Parece que fue ayer, mejor dicho, me resisto a creer que físicamente no está entre nosotros y sigo empecinado en sentir, como una larga e infinita pesadilla, lo “vivido” la noche del 25 de noviembre de 2016.
Desde entonces no somos los mismos porque, a contrapelo de quienes piensan que con su muerte la Cuba que fundó el primero de enero de 1959 se vendrá abajo, su legado nos hace más patriotas, más internacionalistas, más latinoamericanistas, caribeños y tercermundistas, en fin, mejores revolucionarios y personas al servicio de esas tantas causas nobles de la humanidad, por las cuales dedicó toda una vida.
Se le llora aún acá y allende los mares, se recuerda días tras día en cada obra o programa social de enorme repercusión en la vida de su pueblo o de otros tantos.
Siguen siendo interminables los homenajes a su figura y las expresiones de condolencia de gente sencilla, de campesinos, estudiantes, niños, jóvenes, mujeres, militares, artistas e intelectuales, obreros, y a nivel mundial de personalidades, mandatarios, parlamentos, instituciones, organismos y organizaciones y movimientos sociales y religiosos.
Fiel a la ética martiana de que “toda la gloria del mundo cabe en un grano de maíz”, y dado su rechazo a cualquier manifestación de culto a la personalidad, la Asamblea Nacional del Poder Popular aprobará este martes las legislaciones correspondientes a su expresa voluntad de no denominar con su nombre a instituciones, plazas, parques, avenidas, calles u otros sitios públicos, ni erigir en su memoria monumentos, bustos y estatuas.
Pero estoy seguro que se sentiría feliz si cada cubano y cubana hiciera bien suyo ese magistral concepto de Revolución, y sin tanta rimbombancia o algarabía lo llevara a la práctica.
Sería entonces el más hermoso, sincero e infinito homenaje a él, porque cada idea recogida allí no es más que la continuidad del legado que dejó para el presente y el futuro de Cuba, y ¿por qué no?, también para los hombres y mujeres progresistas, los revolucionarios, para quienes aman, defienden y darían la vida por su pueblo, en cualquier lugar del planeta.

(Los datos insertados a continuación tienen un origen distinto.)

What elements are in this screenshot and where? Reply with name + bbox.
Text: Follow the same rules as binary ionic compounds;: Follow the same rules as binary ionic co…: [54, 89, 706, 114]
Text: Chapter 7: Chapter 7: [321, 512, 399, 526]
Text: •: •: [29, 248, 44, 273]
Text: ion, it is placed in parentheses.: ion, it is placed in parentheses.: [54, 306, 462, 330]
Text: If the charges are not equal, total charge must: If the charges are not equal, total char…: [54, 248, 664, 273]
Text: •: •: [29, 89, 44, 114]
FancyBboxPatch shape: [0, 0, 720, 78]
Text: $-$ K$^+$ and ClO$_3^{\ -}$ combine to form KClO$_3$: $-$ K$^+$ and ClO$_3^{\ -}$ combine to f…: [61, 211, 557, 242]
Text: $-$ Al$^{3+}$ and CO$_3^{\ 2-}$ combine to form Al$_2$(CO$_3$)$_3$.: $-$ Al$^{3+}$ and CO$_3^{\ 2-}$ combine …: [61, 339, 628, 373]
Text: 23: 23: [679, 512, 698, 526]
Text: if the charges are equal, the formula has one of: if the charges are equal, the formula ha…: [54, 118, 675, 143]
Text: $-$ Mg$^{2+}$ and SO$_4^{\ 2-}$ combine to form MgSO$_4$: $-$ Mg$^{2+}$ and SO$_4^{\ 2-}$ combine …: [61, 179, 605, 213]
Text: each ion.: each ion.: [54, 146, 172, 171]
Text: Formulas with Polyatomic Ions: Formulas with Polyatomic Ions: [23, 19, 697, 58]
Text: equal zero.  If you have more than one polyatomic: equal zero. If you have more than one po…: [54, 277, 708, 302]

A medida que se aproxima el primero de enero y, por consiguiente, un nuevo aniversario del triunfo de la Revolución, resulta imposible no evocarlo con toda la fuerza de nuestros corazones.
Pero el mejor tributo está en el diario cumplimiento del deber, en que nos consagremos hacia el necesario despegue de nuestra economía, en no escudarnos en las carencias materiales y financieras para dejar de hacer bien las cosas, en evitar molestias e irritaciones en la población por la mala calidad de un servicio o producto.
Como afirmara el General de Ejército Raúl Castro en el homenaje póstumo realizado en Santiago de Cuba el tres de diciembre pasado, su permanente enseñanza es que sí se puede, que el hombre es capaz de sobreponerse a las duras condiciones si no desfallece su voluntad de vencer.
Son tantas y bien fuertes las razones por las que, como cualquier compatriota o amigo de Cuba, me resisto a creer que físicamente no está entre nosotros.
No se me borra de la mente que parece que fue ayer cuando lo vi cabalgando en llanos y montañas, en cada llanto y dolor de los millones de cubanos que lo homenajearon a su paso hacia la inmortalidad, en esa Caravana de la Victoria, en las conmovedoras palabras de Evo Morales, Nicolás Maduro, Daniel Ortega, Eduardo Correa, de Raúl y otros muchos estadistas y personalidades mundiales.
En Santa Ifigenia están sus cenizas, y en cada rincón de nuestro archipiélago, toda su obra, todo el amor y el cariño que sembró y, especialmente en su pueblo, la firme convicción de que las ideas no mueren cuando se ha cumplido bien la obra de la vida, y que a los héroes se les recuerda sin llanto.